The CoinfloorEX spinoff of the Coinfloor cryptocurrency exchange will be offering the new physical Bitcoin futures services to sophisticated Asian traders. Meanwhile, it has been renamed to Coin Futures and Lending Exchange (CoinFLEX) for this purpose.

According to the CEO of CoinFLEX Mark Lamb, who is also a co-founder of Coinfloor, “bear cycles in crypto can go on a long time, but ultimately it’s an asset class which is one of the most fascinating, volatile, which is great for traders”. Lamb also downplayed the current market condition, confident that crypto will someday become globally accepted, saying that “it has the potential to be one of the major currencies in the world”.

CoinFLEX will have its base in Hong Kong.

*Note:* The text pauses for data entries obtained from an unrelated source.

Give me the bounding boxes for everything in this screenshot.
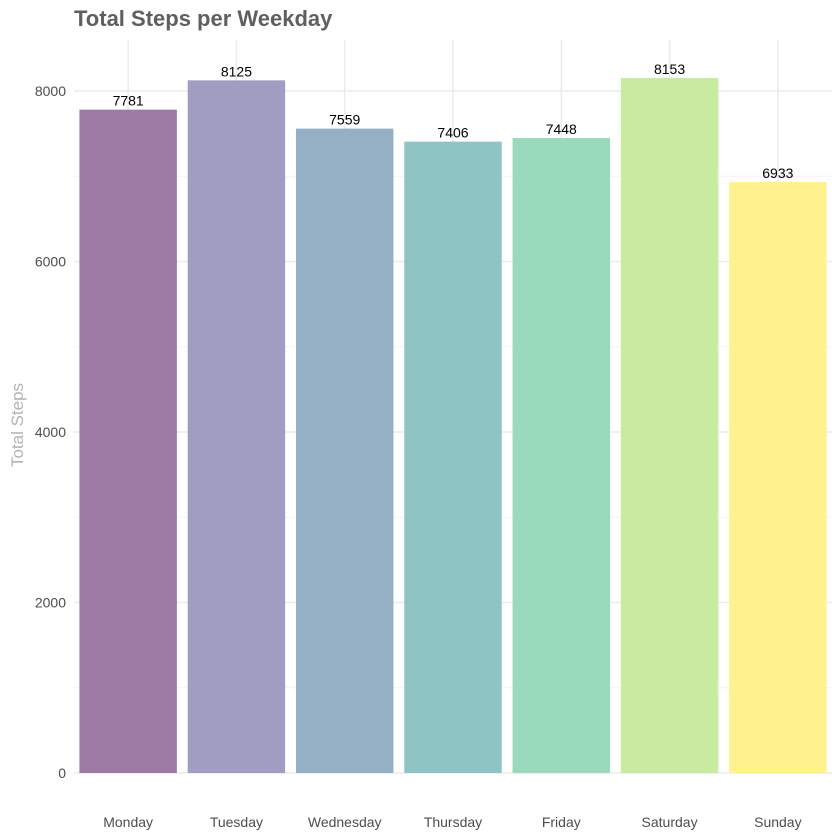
y-tick-label: 6000 [35,254,66,270]
bar-monday [79,109,177,774]
y-axis-label: Total Steps [8,383,27,467]
x-tick-label-wednesday: Wednesday [308,814,382,830]
x-tick-label-thursday: Thursday [424,814,482,830]
data-labels-layer: 7781 8125 7559 7406 7448 8153 6933 [113,61,794,181]
y-tick-label: 4000 [35,424,66,440]
bar-wednesday [295,128,394,774]
chart-title: Total Steps per Weekday [74,6,333,31]
x-tick-label-monday: Monday [103,814,153,830]
data-label-sunday: 6933 [762,165,793,181]
y-axis-ticks: 0 2000 4000 6000 8000 [35,83,66,781]
x-tick-label-saturday: Saturday [642,814,698,830]
y-tick-label: 0 [58,765,66,781]
bar-sunday [729,181,827,774]
x-tick-label-tuesday: Tuesday [210,814,263,830]
bar-friday [512,138,611,774]
bars-layer [79,77,827,774]
data-label-monday: 7781 [113,93,144,109]
y-tick-label: 2000 [35,595,66,611]
data-label-friday: 7448 [546,121,577,137]
bar-thursday [404,141,502,774]
bar-tuesday [187,80,286,773]
bar-saturday [620,77,719,774]
x-axis-ticks: Monday Tuesday Wednesday Thursday Friday Satu… [103,814,801,830]
x-tick-label-sunday: Sunday [754,814,801,830]
data-label-saturday: 8153 [654,61,685,77]
data-label-tuesday: 8125 [221,63,252,79]
data-label-thursday: 7406 [437,125,468,141]
data-label-wednesday: 7559 [329,112,360,128]
x-tick-label-friday: Friday [542,814,581,830]
y-tick-label: 8000 [35,83,66,99]
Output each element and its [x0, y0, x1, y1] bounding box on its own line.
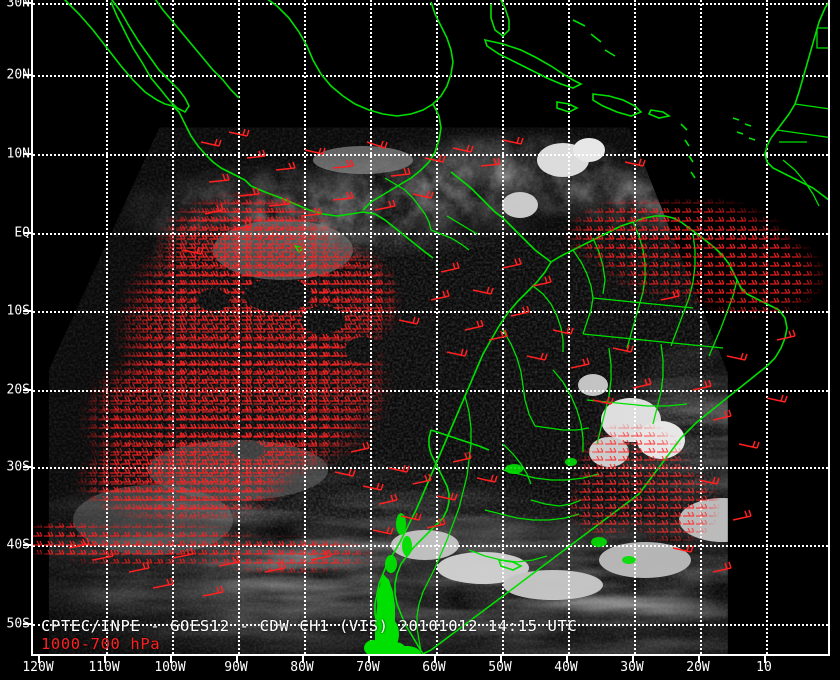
- lon-tick-label-120W: 120W: [22, 660, 54, 675]
- product-caption: CPTEC/INPE - GOES12 - CDW CH1 (VIS) 2010…: [41, 617, 578, 635]
- lat-tick-label-30S: 30S: [6, 459, 30, 475]
- lon-tick-mark-80W: [302, 656, 304, 663]
- wind-barb-group-sw-pacific: [68, 537, 332, 597]
- lat-tick-label-40S: 40S: [6, 537, 30, 553]
- lon-tick-mark-100W: [170, 656, 172, 663]
- lon-tick-label-10: 10: [756, 660, 772, 675]
- lon-tick-label-90W: 90W: [224, 660, 248, 675]
- lat-tick-mark-50S: [23, 623, 32, 625]
- wind-barb-group-itcz: [208, 136, 524, 217]
- lon-tick-mark-120W: [38, 656, 40, 663]
- lon-tick-mark-70W: [368, 656, 370, 663]
- lon-tick-mark-30W: [632, 656, 634, 663]
- lon-tick-mark-20W: [698, 656, 700, 663]
- lon-tick-mark-40W: [566, 656, 568, 663]
- lon-tick-label-100W: 100W: [154, 660, 186, 675]
- lat-tick-label-EQ: EQ: [0, 226, 30, 241]
- lon-tick-label-110W: 110W: [88, 660, 120, 675]
- lon-tick-mark-10: [764, 656, 766, 663]
- wind-barb-group-mid-atlantic: [624, 158, 680, 301]
- lon-tick-label-50W: 50W: [488, 660, 512, 675]
- wind-barb-group-amazon: [398, 257, 652, 405]
- lat-tick-mark-30S: [23, 466, 32, 468]
- lat-tick-mark-20N: [23, 74, 32, 76]
- lat-tick-mark-40S: [23, 544, 32, 546]
- lon-tick-label-40W: 40W: [554, 660, 578, 675]
- lon-tick-mark-60W: [434, 656, 436, 663]
- lat-tick-mark-EQ: [23, 232, 32, 234]
- lon-tick-label-80W: 80W: [290, 660, 314, 675]
- lon-tick-label-20W: 20W: [686, 660, 710, 675]
- lat-tick-label-20N: 20N: [6, 67, 30, 83]
- lat-tick-label-10N: 10N: [6, 146, 30, 162]
- lat-tick-label-10S: 10S: [6, 303, 30, 319]
- lon-tick-label-30W: 30W: [620, 660, 644, 675]
- lat-tick-mark-30N: [23, 2, 32, 4]
- layer-label: 1000-700 hPa: [41, 635, 161, 653]
- lat-tick-label-30N: 30N: [6, 0, 30, 11]
- wind-barb-group-north-pacific: [182, 128, 252, 255]
- lat-tick-mark-10S: [23, 310, 32, 312]
- lon-tick-label-70W: 70W: [356, 660, 380, 675]
- lat-tick-label-50S: 50S: [6, 616, 30, 632]
- cloud-drift-wind-vectors: [33, 0, 828, 654]
- lat-tick-mark-10N: [23, 153, 32, 155]
- lat-tick-mark-20S: [23, 389, 32, 391]
- lon-tick-mark-110W: [104, 656, 106, 663]
- lat-tick-label-20S: 20S: [6, 382, 30, 398]
- map-plot-area: CPTEC/INPE - GOES12 - CDW CH1 (VIS) 2010…: [31, 0, 830, 656]
- wind-barb-group-andes: [334, 441, 498, 535]
- lon-tick-mark-50W: [500, 656, 502, 663]
- lon-tick-label-60W: 60W: [422, 660, 446, 675]
- wind-barb-group-south-atlantic: [672, 329, 796, 573]
- wind-barb-field: [33, 0, 828, 654]
- lon-tick-mark-90W: [236, 656, 238, 663]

The proposed derivatives will include physical futures for Bitcoin, Bitcoin Cash, and Ethereum with leveraging of up to 20 times. Comparatively, top cryptocurrency exchange BitMex, also having a sizeable market in Hong Kong, will be a competitor as it also offers leverage of up to 100 times on some of its contracts. However, CoinFLEX has the advantage of physical delivery as against cash settlements that are prone to manipulation.

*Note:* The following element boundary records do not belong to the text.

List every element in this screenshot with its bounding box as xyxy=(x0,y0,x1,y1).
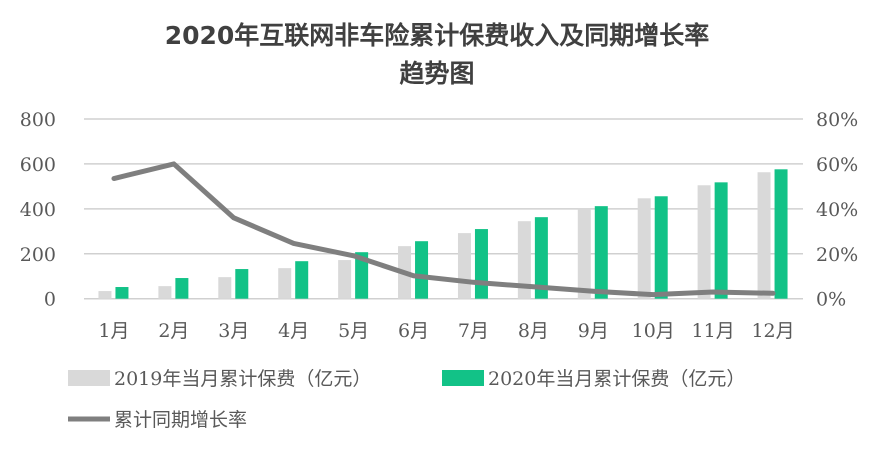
bar-2020 xyxy=(595,206,608,299)
chart-title-line-1: 2020年互联网非车险累计保费收入及同期增长率 xyxy=(165,21,710,50)
legend: 2019年当月累计保费（亿元） 2020年当月累计保费（亿元） 累计同期增长率 xyxy=(68,368,745,431)
bar-2019 xyxy=(158,286,171,299)
legend-label-2020: 2020年当月累计保费（亿元） xyxy=(488,368,745,390)
y2-tick-label: 40% xyxy=(816,199,858,221)
bar-2019 xyxy=(698,185,711,298)
bar-2019 xyxy=(338,260,351,299)
bar-2019 xyxy=(98,291,111,299)
x-tick-label: 10月 xyxy=(632,320,675,342)
bar-2019 xyxy=(578,209,591,299)
y-tick-label: 400 xyxy=(20,199,56,221)
y2-tick-label: 0% xyxy=(816,289,846,311)
bar-2020 xyxy=(295,261,308,299)
x-tick-label: 3月 xyxy=(218,320,249,342)
y-tick-label: 600 xyxy=(20,154,56,176)
y2-tick-label: 80% xyxy=(816,109,858,131)
bar-2020 xyxy=(475,229,488,299)
legend-label-growth: 累计同期增长率 xyxy=(114,409,247,431)
y2-tick-label: 60% xyxy=(816,154,858,176)
bar-2020 xyxy=(655,196,668,298)
x-tick-label: 8月 xyxy=(518,320,549,342)
y-tick-label: 800 xyxy=(20,109,56,131)
x-tick-label: 2月 xyxy=(158,320,189,342)
y-tick-label: 0 xyxy=(44,289,56,311)
bar-2020 xyxy=(115,287,128,299)
y-tick-label: 200 xyxy=(20,244,56,266)
x-tick-label: 11月 xyxy=(692,320,735,342)
legend-swatch-2020 xyxy=(442,370,484,386)
bar-2019 xyxy=(638,198,651,298)
legend-swatch-2019 xyxy=(68,370,110,386)
bar-2019 xyxy=(758,172,771,298)
bar-2020 xyxy=(415,241,428,299)
legend-label-2019: 2019年当月累计保费（亿元） xyxy=(114,368,371,390)
x-tick-label: 5月 xyxy=(338,320,369,342)
bar-2020 xyxy=(175,278,188,299)
x-tick-label: 7月 xyxy=(458,320,489,342)
x-tick-label: 6月 xyxy=(398,320,429,342)
chart-title-line-2: 趋势图 xyxy=(399,59,474,88)
x-tick-label: 12月 xyxy=(751,320,794,342)
x-tick-label: 1月 xyxy=(98,320,129,342)
bar-2020 xyxy=(715,182,728,298)
x-tick-label: 9月 xyxy=(578,320,609,342)
x-tick-label: 4月 xyxy=(278,320,309,342)
y2-tick-label: 20% xyxy=(816,244,858,266)
bar-2019 xyxy=(458,233,471,299)
bar-2019 xyxy=(218,277,231,299)
bar-2020 xyxy=(775,169,788,298)
bar-2020 xyxy=(235,269,248,299)
growth-rate-line xyxy=(114,164,773,295)
bar-2019 xyxy=(278,268,291,299)
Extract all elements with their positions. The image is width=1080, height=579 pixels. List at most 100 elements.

Prominent crypto movers have been named as members of a consortium owning the project, including Roger Ver, Mike Komaransky and Trading Technologies International Inc. Meanwhile, Coinfloor is also reported to be retaining an equity stake in the new venture.

It would seem that the market for institutional investors is constantly being expanded with multiple derivative options. “Crypto derivatives could become an order of magnitude larger than spot markets and the main thing that’s holding back that growth is the lack of physical delivery,” said Lamb.

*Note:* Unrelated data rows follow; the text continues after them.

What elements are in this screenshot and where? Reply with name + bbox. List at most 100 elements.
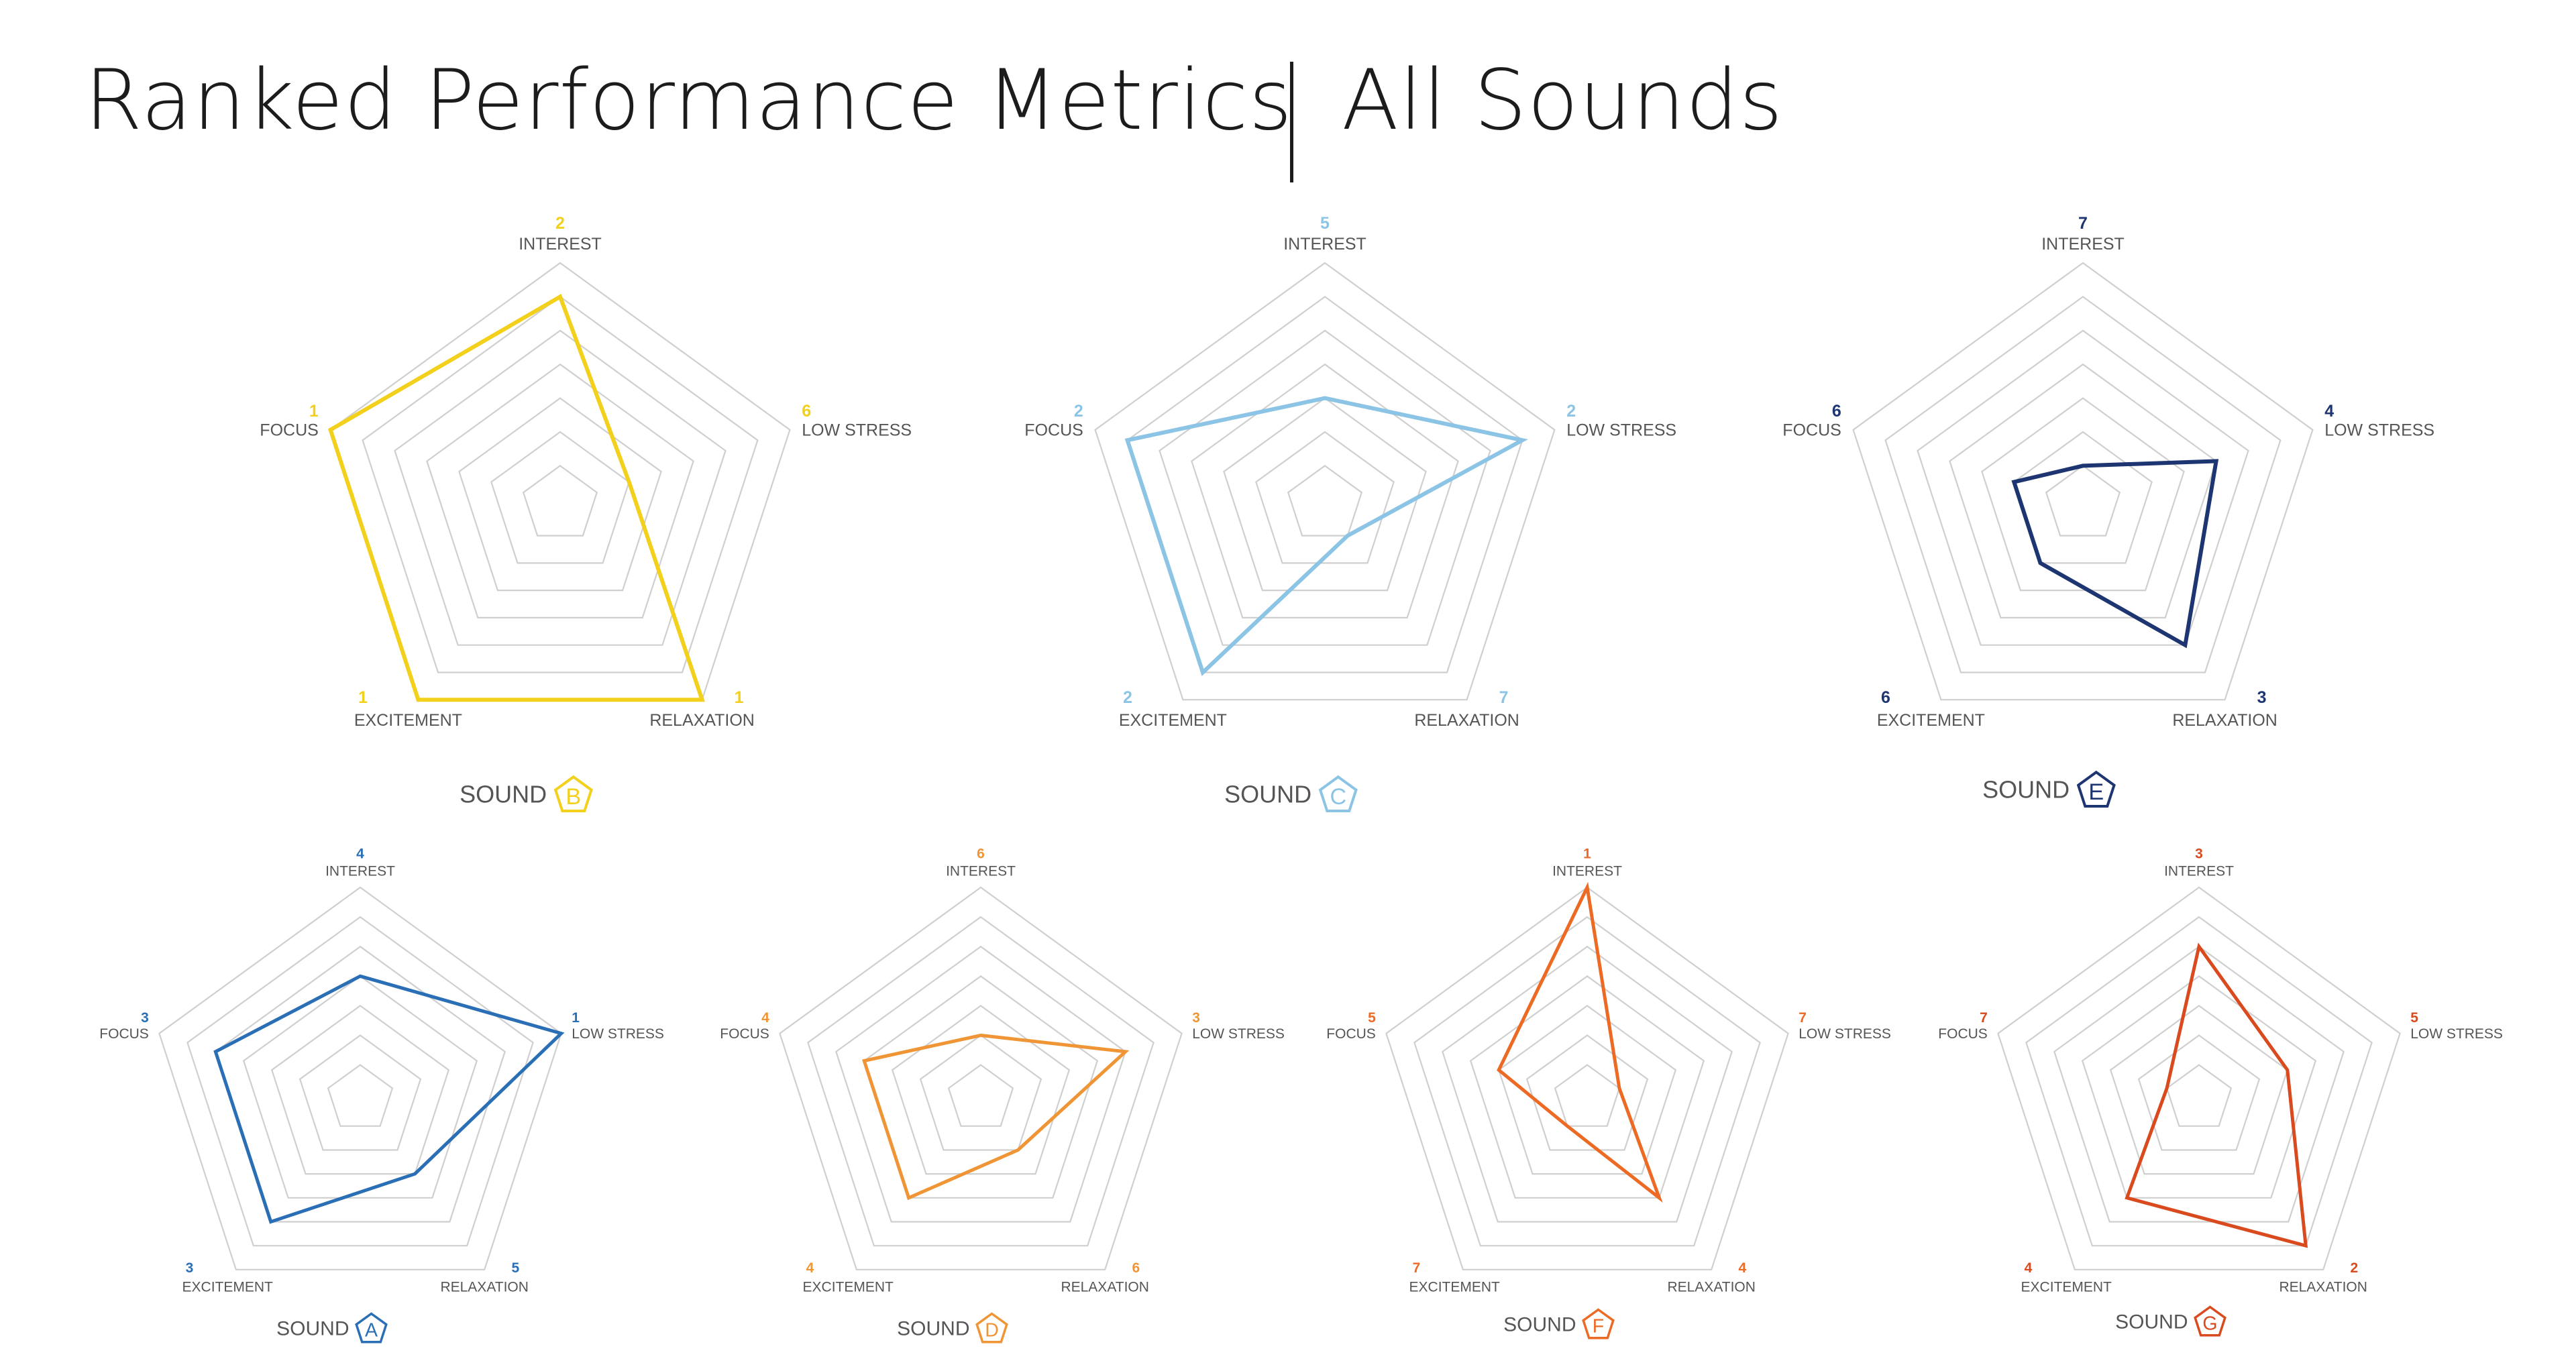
data-polygon (1124, 396, 1528, 676)
rank-value-low-stress: 1 (572, 1010, 580, 1026)
axis-label-relaxation: RELAXATION (1667, 1279, 1755, 1295)
axis-label-low-stress: LOW STRESS (572, 1026, 664, 1042)
axis-label-interest: INTEREST (2041, 235, 2125, 254)
grid-ring (1126, 296, 1523, 673)
rank-value-excitement: 1 (358, 688, 368, 707)
grid-ring (458, 397, 662, 592)
grid-ring (1385, 886, 1789, 1270)
axis-label-focus: FOCUS (260, 421, 319, 440)
rank-value-low-stress: 7 (1799, 1010, 1807, 1026)
grid-ring (327, 1064, 394, 1127)
sound-badge-pentagon (975, 1312, 1008, 1344)
grid-ring (947, 1064, 1014, 1127)
rank-value-focus: 2 (1074, 402, 1083, 421)
title-divider (1290, 62, 1293, 182)
grid-ring (835, 945, 1126, 1223)
grid-ring (2013, 431, 2153, 564)
grid-ring (1094, 262, 1556, 701)
axis-label-focus: FOCUS (1938, 1026, 1988, 1042)
axis-label-focus: FOCUS (1326, 1026, 1376, 1042)
axis-label-interest: INTEREST (1283, 235, 1366, 254)
sound-badge-pentagon (355, 1312, 388, 1344)
grid-ring (2137, 1034, 2261, 1151)
sound-badge-letter: C (1330, 784, 1346, 810)
sound-badge-letter: D (985, 1320, 999, 1342)
rank-value-relaxation: 3 (2257, 688, 2267, 707)
grid-ring (919, 1034, 1042, 1151)
grid-ring (362, 296, 759, 673)
grid-ring (1442, 945, 1733, 1223)
grid-ring (1497, 1005, 1677, 1175)
rank-value-focus: 7 (1980, 1010, 1988, 1026)
grid-ring (2053, 945, 2345, 1223)
rank-value-low-stress: 6 (802, 402, 811, 421)
grid-ring (1287, 465, 1363, 537)
axis-label-focus: FOCUS (1024, 421, 1083, 440)
axis-label-low-stress: LOW STRESS (802, 421, 912, 440)
axis-label-relaxation: RELAXATION (1414, 711, 1519, 730)
sound-badge-letter: F (1593, 1316, 1604, 1337)
axis-label-excitement: EXCITEMENT (803, 1279, 894, 1295)
rank-value-low-stress: 4 (2324, 402, 2334, 421)
rank-value-relaxation: 7 (1499, 688, 1509, 707)
rank-value-excitement: 3 (186, 1260, 194, 1276)
rank-value-interest: 3 (2195, 846, 2203, 861)
sound-badge-pentagon (1582, 1308, 1615, 1339)
axis-label-relaxation: RELAXATION (2172, 711, 2277, 730)
data-polygon (1497, 881, 1663, 1203)
grid-ring (186, 916, 534, 1247)
grid-ring (270, 1005, 450, 1175)
axis-label-focus: FOCUS (1782, 421, 1841, 440)
rank-value-focus: 5 (1368, 1010, 1376, 1026)
header: Ranked Performance Metrics All Sounds (0, 0, 2576, 201)
axis-label-excitement: EXCITEMENT (1409, 1279, 1501, 1295)
axis-label-focus: FOCUS (720, 1026, 769, 1042)
rank-value-low-stress: 2 (1566, 402, 1576, 421)
grid-ring (158, 886, 562, 1270)
grid-ring (490, 431, 630, 564)
axis-label-low-stress: LOW STRESS (2324, 421, 2434, 440)
data-polygon (327, 294, 705, 702)
sound-badge-pentagon (553, 775, 593, 812)
sound-label: SOUND (460, 781, 547, 808)
axis-label-excitement: EXCITEMENT (182, 1279, 274, 1295)
grid-ring (394, 329, 727, 646)
rank-value-excitement: 6 (1881, 688, 1890, 707)
grid-ring (2109, 1005, 2289, 1175)
page-title: Ranked Performance Metrics (85, 52, 1293, 149)
sound-badge-letter: A (365, 1320, 378, 1342)
grid-ring (329, 262, 791, 701)
grid-ring (1852, 262, 2314, 701)
grid-ring (2081, 975, 2317, 1199)
sound-label: SOUND (1224, 781, 1311, 808)
axis-label-interest: INTEREST (2164, 864, 2234, 879)
rank-value-interest: 2 (555, 214, 565, 233)
axis-label-excitement: EXCITEMENT (2021, 1279, 2112, 1295)
rank-value-excitement: 7 (1413, 1260, 1421, 1276)
grid-ring (2025, 916, 2373, 1247)
axis-label-relaxation: RELAXATION (2279, 1279, 2367, 1295)
data-polygon (213, 974, 565, 1224)
axis-label-excitement: EXCITEMENT (1119, 711, 1227, 730)
rank-value-focus: 4 (761, 1010, 769, 1026)
rank-value-focus: 1 (309, 402, 319, 421)
rank-value-excitement: 2 (1123, 688, 1132, 707)
rank-value-interest: 7 (2078, 214, 2088, 233)
axis-label-low-stress: LOW STRESS (2410, 1026, 2503, 1042)
sound-label: SOUND (1503, 1314, 1576, 1336)
rank-value-interest: 6 (977, 846, 985, 861)
grid-ring (242, 975, 478, 1199)
axis-label-interest: INTEREST (946, 864, 1016, 879)
sound-badge-pentagon (2194, 1305, 2226, 1337)
rank-value-low-stress: 5 (2410, 1010, 2418, 1026)
grid-ring (1981, 397, 2185, 592)
rank-value-interest: 4 (356, 846, 364, 861)
grid-ring (779, 886, 1183, 1270)
grid-ring (1554, 1064, 1621, 1127)
grid-ring (426, 363, 694, 619)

Last year, talks about the proposed Bakkt platform – an Intercontinental Exchange (ICE) project – constantly drove up the expectations of cryptocurrency holders and investors. Its recent announcement included a successful seed round funding of over USD 182 million, and a scheduled launch early this year, however, the date “will be amended pursuant to the CFTC’s process and timeline”.

Another derivative platform, ErisX, recently reeled in USD 27.5 million from Fidelity Investments, Nasdaq Ventures, and other investors during a seed funding round. It is also waiting for approval from financial regulators before launching this year.

Recently, the Japanese financial regulator hinted on the possibility of the launch of exchange-traded funds (ETF) that will be based on the new asset class.